In addition to regions with copy number aberrations at similar frequencies, we identified 17 regions of copy number (CN) gains and 13 regions of CN losses with a significant difference in their frequencies as determined by p < 0.05 by Fisher’s exact test (Table 2). Eleven of the 17 (65%) regions displayed higher frequencies of gain in ESCC and some of these regions harbored known cancer-associated genes such as SOX2, PIK3CA (ESCC=60% vs EAC=15%, p=0.0001), MYC (58% vs 38%, p=0.0046), and CCND1, ORAOV1 (59% vs 18%, p=0.0001) (Table 2). Similarly, 8/13 (62%) of the copy number loss regions were observed at significantly higher frequencies in ESCC in comparison to EAC. Genes in some of these regions include known cell cycle regulatory genes such as CDKN2A/B (57% vs 37%, p= 0.0046) and ATM (24% vs 7%, p=0.0003). In addition, we observed higher frequency gains targeting 2q (16% vs 5%, p=0.0069), 5p (28% vs 8%, p=0.0001), 8p (21% vs 9%, p=0.01), 14q (35% vs 4%, p=0.0001), 17q11 (19% vs 9%, p=0.047), 17q25 (21% vs 10%, p=0.022), and 22q (10% vs 3%, p=0.04).

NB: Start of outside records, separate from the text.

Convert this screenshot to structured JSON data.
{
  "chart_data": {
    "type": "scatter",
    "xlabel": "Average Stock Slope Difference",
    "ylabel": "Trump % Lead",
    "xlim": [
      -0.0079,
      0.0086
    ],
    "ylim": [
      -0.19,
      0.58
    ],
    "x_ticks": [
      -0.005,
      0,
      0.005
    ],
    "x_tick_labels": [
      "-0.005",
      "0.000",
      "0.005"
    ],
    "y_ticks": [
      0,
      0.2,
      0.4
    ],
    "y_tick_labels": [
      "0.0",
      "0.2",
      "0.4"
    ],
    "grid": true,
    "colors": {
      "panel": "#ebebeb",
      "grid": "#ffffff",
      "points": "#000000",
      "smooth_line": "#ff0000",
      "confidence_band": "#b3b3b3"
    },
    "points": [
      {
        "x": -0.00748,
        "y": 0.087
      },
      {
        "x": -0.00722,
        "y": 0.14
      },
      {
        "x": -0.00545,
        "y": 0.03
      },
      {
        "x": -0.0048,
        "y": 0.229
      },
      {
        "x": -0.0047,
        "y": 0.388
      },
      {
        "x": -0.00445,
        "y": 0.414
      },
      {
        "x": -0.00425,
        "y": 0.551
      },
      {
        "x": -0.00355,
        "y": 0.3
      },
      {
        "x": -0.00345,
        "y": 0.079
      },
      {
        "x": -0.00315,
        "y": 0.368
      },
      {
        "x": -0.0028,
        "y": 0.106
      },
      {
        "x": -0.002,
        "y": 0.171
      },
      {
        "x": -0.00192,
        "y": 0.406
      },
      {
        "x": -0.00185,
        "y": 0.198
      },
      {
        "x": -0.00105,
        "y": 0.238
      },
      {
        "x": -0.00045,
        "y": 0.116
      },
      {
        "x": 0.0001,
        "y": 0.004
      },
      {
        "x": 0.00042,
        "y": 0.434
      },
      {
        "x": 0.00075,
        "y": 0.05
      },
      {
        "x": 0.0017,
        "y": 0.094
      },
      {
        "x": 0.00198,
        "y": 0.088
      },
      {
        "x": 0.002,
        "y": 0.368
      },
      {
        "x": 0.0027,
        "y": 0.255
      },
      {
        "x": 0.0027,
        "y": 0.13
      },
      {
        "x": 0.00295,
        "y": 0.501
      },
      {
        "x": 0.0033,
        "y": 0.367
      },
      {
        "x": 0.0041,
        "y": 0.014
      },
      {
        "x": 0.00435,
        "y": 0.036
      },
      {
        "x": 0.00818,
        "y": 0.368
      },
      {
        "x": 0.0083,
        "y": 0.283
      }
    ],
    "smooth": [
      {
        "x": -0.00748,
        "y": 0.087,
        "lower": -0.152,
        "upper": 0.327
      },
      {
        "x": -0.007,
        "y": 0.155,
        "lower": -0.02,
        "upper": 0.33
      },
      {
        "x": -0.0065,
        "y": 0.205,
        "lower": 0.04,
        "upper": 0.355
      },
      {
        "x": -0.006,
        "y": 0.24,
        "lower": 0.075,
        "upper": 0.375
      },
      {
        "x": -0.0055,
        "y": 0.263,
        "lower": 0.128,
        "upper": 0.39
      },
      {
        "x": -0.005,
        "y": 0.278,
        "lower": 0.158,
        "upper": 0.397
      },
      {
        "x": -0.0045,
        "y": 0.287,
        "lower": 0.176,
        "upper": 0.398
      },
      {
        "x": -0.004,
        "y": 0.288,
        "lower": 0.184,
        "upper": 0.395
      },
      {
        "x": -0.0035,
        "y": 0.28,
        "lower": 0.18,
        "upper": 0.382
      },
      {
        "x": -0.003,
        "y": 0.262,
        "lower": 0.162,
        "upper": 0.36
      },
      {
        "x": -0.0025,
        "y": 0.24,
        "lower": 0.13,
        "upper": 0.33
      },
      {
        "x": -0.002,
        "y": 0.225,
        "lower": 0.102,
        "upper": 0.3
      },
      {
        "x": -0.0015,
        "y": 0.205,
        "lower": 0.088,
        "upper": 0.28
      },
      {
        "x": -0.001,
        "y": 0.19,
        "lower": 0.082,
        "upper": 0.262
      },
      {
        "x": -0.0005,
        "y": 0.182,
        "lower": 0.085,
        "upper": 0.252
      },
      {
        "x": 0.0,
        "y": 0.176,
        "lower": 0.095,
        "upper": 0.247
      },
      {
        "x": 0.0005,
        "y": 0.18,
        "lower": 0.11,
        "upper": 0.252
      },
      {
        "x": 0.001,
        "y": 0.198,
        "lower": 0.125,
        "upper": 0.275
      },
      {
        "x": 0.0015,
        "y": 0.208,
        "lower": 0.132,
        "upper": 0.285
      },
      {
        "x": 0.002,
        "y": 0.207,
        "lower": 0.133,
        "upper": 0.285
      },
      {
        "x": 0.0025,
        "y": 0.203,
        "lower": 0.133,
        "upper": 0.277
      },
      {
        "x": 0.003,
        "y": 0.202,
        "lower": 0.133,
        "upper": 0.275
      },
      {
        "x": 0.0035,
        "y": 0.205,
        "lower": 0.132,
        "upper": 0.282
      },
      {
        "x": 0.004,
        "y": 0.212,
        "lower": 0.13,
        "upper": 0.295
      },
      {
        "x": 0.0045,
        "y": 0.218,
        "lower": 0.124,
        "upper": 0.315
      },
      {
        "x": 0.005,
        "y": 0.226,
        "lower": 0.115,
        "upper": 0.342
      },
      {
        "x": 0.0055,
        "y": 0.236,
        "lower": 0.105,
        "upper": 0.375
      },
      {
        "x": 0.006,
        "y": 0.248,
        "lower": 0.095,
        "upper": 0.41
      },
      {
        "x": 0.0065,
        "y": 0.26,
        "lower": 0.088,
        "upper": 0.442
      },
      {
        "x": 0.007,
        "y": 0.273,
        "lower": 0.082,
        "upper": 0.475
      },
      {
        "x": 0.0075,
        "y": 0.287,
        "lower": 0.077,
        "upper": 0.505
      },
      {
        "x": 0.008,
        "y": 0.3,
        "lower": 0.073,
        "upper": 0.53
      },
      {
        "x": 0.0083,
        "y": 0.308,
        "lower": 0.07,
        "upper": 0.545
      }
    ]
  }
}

Higher frequency losses were seen targeting ESCC at 1p (~10% vs 3%, p<0.05), 2q (16% vs 3%, p=0.0009), and 3p (43% vs 15%, p=0.0001. Putative target genes in many of these regions have been previously pointed out in Berouhkim et al. [10] and include cancer susceptibility genes such as TERT (5p gain), FGFR1 (8p12 gain), NKX2-1, BCL2L2, PAX9 (14q gain), CRKL (22q gain), ING5 (2q loss), and CHL1 (3p loss) (Table 2).

On the other hand, the EAC genome displayed six CN gains and five CN losses that were more frequent in EAC in comparison to the ESCC genome. CN gains and losses in EAC were observed to affect cancer-associated loci such as gains at MYB (EA=11% vs ESCC=3%, p=0.047), TARP (56% vs 18%, p=0.0001), GATA4 (20% vs 4%, p=0.001), GATA6 (30% vs 4%, p=0.0001) and loss at 1p targeting SFN (8% vs 0%, p=0.01), GMDS (17% vs 4%, p=0.007), WWOX (32% vs 4%, p=0.0001) and TP53 (19% vs 2%, p=0.0001) (Table 2). We also observed higher frequency gains at 9p (13% vs 4%, p=0.04) containing putative cancer loci such as CA9 [1315] and TLN1 [16;17].

Interestingly, we observed two loci that displayed an opposite pattern of copy number changes in the two cancers (indicated by ‘*’ in Figure 1 and Table 2). The 13q region has been previously identified by Weiss and Rumiato [11;12]. In our analysis, the 13q region displayed a 20% loss in ESCC and harbors the tumor suppressor gene BRCA2 in addition to other candidate tumor suppressor genes including FOXO1 [10], and STARD13/DLC2 [1820]. However, this region is amplified in 17% of EA and also harbors the putative oncogene, ELF1 [2123] and KLF5 [24;25]. Similarly, we observed 11% loss in EAC vs 11% gain in ESCC at 19p chromosomal arm. This region contains approximately 600 genes but two genes, ZNF492 and ZNF99, have been proposed as candidate genes within this region [10].

Figure 1
Genomic copy number differences between esophageal squamous cell carcinoma (ESCC, top pane) and esophageal adenocarcinoma (EAC, bottom panel). Genomic data from 70 ESCC and 189 EAC were analyzed in Nexus 5.0. Figure shows the gains (green) and losses ...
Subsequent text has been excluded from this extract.